If novels, poetry and drama contain a movement towards mystery, is the same true of Christian belief? In one sense, says Fiddes, yes:


‘Holy scripture... is itself a piece of literature containing narrative, poetry and drama with all the openness to multiple meaning that these have. The character of scripture should, indeed, lead us to realise that the primary forms of talk about God are metaphor and story, and that they invite an assent of faith which is like the imaginative assent we give to these forms in literature’ (12).


Fiddes briefly discusses four types of movement towards mystery: correspondence, personal insight, symbolic vision, and negative catalyst (15-22). Such a movement, he says, appears to stand in contrast to Christian doctrine:


‘The movement towards mystery is playful and questing, and lays a stress upon the autonomy of the imagination to create something new... Conversely, the theologian is always bound to be responsible to what he believes has been revealed in a movement from Mystery Itself’ (22).


However, when we consider revelation, the gap is narrowed. First, if revelation is not first and foremost the disclosure of propositions, but the very being of God himself, then ‘revelation can be nothing less than an encounter with the speaking God, where “speech” is understood as self-expression, an opening and an offer of the divine Self’ (22). Thus, the concepts of Christian doctrine are a ‘response and witness to revelation, not revelation in the immediate sense’, and the Bible can become ‘a place of encounter with the same God who unveiled himself to Abraham, Isaac and Jacob, and who finally disclosed himself in Christ’ (23).

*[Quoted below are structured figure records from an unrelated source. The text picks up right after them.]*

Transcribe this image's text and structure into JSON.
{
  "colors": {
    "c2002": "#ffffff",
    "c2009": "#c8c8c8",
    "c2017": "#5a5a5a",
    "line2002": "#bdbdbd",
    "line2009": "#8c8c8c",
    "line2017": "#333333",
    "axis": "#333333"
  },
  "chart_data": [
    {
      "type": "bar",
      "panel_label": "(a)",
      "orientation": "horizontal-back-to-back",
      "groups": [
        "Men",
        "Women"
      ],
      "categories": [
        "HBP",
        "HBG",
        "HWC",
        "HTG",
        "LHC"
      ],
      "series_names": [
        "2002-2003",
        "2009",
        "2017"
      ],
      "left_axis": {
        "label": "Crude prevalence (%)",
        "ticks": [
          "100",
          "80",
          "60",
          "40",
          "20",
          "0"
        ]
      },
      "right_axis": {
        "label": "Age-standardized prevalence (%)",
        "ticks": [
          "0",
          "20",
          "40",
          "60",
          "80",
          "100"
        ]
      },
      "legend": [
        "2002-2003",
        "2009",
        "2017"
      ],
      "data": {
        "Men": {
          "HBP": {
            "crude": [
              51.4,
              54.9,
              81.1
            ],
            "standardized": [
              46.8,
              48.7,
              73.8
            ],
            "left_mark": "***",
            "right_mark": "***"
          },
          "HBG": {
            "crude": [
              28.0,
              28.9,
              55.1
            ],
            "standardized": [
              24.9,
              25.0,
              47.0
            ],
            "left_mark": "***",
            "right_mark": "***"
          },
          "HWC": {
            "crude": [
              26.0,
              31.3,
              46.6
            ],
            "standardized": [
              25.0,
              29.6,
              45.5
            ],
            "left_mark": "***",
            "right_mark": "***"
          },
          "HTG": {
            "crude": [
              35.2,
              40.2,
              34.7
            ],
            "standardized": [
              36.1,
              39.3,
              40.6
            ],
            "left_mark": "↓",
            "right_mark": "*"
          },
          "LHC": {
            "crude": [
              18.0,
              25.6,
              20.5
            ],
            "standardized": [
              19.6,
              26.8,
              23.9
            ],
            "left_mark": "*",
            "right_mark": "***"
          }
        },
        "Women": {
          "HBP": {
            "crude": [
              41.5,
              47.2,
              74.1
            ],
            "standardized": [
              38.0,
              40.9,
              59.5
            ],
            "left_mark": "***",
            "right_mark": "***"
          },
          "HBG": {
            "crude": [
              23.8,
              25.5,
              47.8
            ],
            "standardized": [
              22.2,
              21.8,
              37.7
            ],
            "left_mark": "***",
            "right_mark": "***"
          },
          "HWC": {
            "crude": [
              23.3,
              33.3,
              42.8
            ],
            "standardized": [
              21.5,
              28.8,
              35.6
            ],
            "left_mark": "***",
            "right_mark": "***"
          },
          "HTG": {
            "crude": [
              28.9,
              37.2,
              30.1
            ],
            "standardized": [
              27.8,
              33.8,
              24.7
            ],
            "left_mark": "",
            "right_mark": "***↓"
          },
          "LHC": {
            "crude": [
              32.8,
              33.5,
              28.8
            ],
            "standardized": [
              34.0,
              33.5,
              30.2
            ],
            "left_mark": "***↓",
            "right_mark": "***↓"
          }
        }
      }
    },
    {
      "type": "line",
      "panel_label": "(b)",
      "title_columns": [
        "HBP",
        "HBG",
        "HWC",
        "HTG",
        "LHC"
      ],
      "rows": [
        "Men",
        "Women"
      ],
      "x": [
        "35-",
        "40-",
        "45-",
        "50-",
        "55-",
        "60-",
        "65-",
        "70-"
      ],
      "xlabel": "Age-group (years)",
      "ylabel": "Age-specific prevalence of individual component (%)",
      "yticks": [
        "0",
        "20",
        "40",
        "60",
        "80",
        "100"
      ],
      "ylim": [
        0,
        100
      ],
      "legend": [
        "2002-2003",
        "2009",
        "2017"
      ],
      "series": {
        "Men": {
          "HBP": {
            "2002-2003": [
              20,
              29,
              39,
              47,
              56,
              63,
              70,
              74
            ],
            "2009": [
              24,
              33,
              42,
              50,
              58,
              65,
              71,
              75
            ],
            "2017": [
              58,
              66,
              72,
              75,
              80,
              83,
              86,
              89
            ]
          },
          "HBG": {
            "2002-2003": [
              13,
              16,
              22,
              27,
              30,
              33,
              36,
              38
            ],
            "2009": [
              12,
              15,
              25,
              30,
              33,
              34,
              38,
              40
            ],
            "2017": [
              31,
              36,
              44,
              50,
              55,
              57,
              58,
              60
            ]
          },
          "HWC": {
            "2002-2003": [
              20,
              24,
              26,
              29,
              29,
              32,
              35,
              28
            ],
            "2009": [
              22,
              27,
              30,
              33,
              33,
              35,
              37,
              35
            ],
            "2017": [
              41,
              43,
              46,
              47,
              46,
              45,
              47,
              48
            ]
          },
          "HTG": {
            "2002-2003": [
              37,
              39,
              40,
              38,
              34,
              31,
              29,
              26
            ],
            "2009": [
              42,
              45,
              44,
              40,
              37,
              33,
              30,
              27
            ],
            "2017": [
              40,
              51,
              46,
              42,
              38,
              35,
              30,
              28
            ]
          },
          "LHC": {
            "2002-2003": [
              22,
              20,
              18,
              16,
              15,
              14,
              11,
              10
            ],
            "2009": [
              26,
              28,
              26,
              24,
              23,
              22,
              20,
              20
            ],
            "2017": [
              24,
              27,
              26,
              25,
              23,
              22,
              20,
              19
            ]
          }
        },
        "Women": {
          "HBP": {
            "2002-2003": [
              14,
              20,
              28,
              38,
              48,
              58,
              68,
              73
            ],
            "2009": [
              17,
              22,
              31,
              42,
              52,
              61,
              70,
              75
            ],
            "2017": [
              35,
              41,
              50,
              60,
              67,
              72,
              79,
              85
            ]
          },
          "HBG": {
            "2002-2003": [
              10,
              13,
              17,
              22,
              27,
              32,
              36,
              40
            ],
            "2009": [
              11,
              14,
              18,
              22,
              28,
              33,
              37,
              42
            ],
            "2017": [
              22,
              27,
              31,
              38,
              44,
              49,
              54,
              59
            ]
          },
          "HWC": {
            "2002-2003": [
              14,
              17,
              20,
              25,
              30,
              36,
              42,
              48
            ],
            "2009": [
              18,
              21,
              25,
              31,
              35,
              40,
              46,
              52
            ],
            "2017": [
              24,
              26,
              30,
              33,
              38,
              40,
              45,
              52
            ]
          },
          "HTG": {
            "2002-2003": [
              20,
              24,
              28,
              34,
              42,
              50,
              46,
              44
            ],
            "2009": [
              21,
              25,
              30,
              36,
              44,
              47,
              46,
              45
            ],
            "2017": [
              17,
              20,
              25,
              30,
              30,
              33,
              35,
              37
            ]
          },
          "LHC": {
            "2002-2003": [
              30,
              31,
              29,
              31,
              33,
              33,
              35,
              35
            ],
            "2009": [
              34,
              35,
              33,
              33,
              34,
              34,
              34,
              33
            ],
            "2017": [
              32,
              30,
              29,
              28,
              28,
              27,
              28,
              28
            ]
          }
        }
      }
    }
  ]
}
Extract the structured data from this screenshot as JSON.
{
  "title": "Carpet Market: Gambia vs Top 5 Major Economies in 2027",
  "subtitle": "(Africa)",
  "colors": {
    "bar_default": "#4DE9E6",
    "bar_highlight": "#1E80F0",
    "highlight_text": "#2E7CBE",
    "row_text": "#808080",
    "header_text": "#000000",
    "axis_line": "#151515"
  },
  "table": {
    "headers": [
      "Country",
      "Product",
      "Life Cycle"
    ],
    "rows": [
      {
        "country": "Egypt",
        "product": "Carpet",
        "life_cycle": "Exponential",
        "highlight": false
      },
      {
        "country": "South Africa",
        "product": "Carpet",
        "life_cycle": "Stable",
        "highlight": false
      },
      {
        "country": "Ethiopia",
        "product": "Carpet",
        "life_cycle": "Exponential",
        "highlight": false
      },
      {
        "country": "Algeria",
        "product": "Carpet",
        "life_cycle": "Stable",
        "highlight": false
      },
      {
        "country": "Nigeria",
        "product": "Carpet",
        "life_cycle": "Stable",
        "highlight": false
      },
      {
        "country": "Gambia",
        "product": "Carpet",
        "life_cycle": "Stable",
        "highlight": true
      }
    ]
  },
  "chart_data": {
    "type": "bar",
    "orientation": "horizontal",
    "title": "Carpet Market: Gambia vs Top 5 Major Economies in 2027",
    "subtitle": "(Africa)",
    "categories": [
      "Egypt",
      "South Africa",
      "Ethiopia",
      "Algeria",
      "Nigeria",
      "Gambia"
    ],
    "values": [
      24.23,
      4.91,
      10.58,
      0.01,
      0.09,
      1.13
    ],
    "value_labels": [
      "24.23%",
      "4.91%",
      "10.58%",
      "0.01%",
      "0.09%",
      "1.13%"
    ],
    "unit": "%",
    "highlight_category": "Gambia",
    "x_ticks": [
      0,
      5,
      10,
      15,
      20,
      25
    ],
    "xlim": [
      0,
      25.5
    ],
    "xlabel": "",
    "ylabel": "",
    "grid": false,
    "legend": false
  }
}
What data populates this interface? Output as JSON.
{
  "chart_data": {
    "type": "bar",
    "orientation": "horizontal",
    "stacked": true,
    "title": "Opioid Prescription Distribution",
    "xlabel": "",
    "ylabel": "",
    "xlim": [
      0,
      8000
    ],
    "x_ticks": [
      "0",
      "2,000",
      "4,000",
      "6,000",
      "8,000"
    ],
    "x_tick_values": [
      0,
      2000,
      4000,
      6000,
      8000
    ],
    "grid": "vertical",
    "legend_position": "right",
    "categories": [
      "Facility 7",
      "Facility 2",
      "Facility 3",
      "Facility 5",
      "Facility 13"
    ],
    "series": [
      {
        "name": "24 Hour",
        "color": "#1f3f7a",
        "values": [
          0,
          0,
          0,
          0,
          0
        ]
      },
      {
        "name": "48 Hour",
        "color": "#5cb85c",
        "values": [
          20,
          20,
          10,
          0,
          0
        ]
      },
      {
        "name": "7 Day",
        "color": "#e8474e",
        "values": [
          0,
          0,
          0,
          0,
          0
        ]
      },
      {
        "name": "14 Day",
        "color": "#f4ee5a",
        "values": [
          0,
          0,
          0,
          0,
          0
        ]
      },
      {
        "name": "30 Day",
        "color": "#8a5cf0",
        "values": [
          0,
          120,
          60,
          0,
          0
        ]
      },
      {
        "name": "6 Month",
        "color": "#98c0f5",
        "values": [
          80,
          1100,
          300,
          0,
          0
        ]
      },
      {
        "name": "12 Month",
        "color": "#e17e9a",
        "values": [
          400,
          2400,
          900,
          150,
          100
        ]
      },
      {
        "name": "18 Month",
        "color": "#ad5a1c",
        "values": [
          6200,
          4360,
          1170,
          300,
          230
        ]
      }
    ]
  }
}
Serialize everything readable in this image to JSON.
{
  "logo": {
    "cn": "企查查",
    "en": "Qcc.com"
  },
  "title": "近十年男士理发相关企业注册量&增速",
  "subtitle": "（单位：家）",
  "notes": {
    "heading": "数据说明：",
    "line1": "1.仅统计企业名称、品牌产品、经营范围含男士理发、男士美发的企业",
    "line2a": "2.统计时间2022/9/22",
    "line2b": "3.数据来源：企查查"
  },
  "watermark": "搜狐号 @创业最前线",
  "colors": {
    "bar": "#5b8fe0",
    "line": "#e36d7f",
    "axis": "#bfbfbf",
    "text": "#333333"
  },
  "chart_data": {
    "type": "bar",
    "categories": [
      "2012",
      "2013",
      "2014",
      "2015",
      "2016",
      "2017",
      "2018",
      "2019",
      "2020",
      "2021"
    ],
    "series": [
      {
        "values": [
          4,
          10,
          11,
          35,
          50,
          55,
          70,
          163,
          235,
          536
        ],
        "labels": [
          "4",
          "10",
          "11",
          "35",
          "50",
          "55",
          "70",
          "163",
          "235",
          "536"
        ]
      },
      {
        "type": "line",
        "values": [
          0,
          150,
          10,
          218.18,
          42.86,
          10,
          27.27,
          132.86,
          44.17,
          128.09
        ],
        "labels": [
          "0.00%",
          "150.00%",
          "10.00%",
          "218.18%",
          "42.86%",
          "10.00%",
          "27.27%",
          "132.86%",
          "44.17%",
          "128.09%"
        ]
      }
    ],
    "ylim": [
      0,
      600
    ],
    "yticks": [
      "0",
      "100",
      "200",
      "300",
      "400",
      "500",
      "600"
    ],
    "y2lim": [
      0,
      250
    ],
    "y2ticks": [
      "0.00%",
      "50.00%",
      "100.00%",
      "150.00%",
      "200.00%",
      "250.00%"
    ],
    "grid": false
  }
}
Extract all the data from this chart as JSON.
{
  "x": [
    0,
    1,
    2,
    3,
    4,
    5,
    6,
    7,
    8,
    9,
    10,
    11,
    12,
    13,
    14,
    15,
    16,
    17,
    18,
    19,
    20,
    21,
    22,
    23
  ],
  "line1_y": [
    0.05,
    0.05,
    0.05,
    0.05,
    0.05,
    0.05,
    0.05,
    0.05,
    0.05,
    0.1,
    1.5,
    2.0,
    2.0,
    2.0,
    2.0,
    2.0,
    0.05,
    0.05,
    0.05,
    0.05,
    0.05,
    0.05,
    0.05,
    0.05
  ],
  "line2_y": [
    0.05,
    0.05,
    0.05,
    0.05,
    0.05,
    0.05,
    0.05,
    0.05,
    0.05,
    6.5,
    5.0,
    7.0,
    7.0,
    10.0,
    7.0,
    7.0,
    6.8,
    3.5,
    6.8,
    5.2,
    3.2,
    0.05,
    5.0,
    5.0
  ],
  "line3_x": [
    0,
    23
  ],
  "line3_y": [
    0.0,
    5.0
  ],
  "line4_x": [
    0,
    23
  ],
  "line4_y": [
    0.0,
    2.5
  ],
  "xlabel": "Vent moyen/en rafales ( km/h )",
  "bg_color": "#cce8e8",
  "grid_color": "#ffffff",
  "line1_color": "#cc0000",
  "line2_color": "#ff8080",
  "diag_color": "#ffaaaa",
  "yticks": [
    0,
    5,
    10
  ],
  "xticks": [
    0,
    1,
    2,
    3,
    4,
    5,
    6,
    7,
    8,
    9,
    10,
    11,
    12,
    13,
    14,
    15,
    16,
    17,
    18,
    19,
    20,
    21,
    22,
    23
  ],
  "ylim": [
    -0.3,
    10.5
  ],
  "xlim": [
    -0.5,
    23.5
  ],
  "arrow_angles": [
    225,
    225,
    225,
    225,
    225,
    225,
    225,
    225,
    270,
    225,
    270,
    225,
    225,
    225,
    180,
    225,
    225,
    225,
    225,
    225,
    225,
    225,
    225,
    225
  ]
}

Fiddes goes on to say that such a view of revelation has affinities with a view that literary texts ‘open up a new world to the reader through encounter and living interaction with the text rather than directly through any concepts it contains’ (23-24).


Thus, when it comes to revelation, ‘we may find the abiding substance of Christian doctrine neither in religious experience nor in a “deposit” of truth, but in a story – the story of Jesus in the context of the biblical narrative of God’s dealings with his people Israel’ (25).


‘We can see a parallel between the theological appeal to revelation and the use of imagination in literature; in both cases there is a story which calls for attention in its own right, which demands that we notice it, and take account of it as it is. We are not to treat the story as a storehouse for our own preconceptions’ (25-26).


He cautions:


‘However, if the story with which Christian doctrine is concerned, and which it affirms as the story which makes sense of all others, is to be the same story through every age, there have to be some agreed concepts connected with it. In the first place, the achievement of Jesus is to be understood in the context of God and his relationship to the world’ (26).


‘Thus, there is an indissoluble difference between the place of story in doctrine on the one hand and in literary imagination on the other; Christian theologians, working from belief in revelation, are moving within restraints that are not laid upon the novelist. Imaginative writers may, nevertheless, recognise their own kind of limits and tensions... It also remains to be shown that there is not only a parallel, but actually a union between revelation and imagination’ (26).


Fiddes takes the literary imagination to be ‘one type of response to “general” revelation (31). Even though creative writers might not understand themselves to be responding to divine revelation, it is ‘consistent with experience for a Christian theologian to interpret their work (even if they do not) as one kind of response to God’s offer of himself, in encounter between divine and human personality’ (32).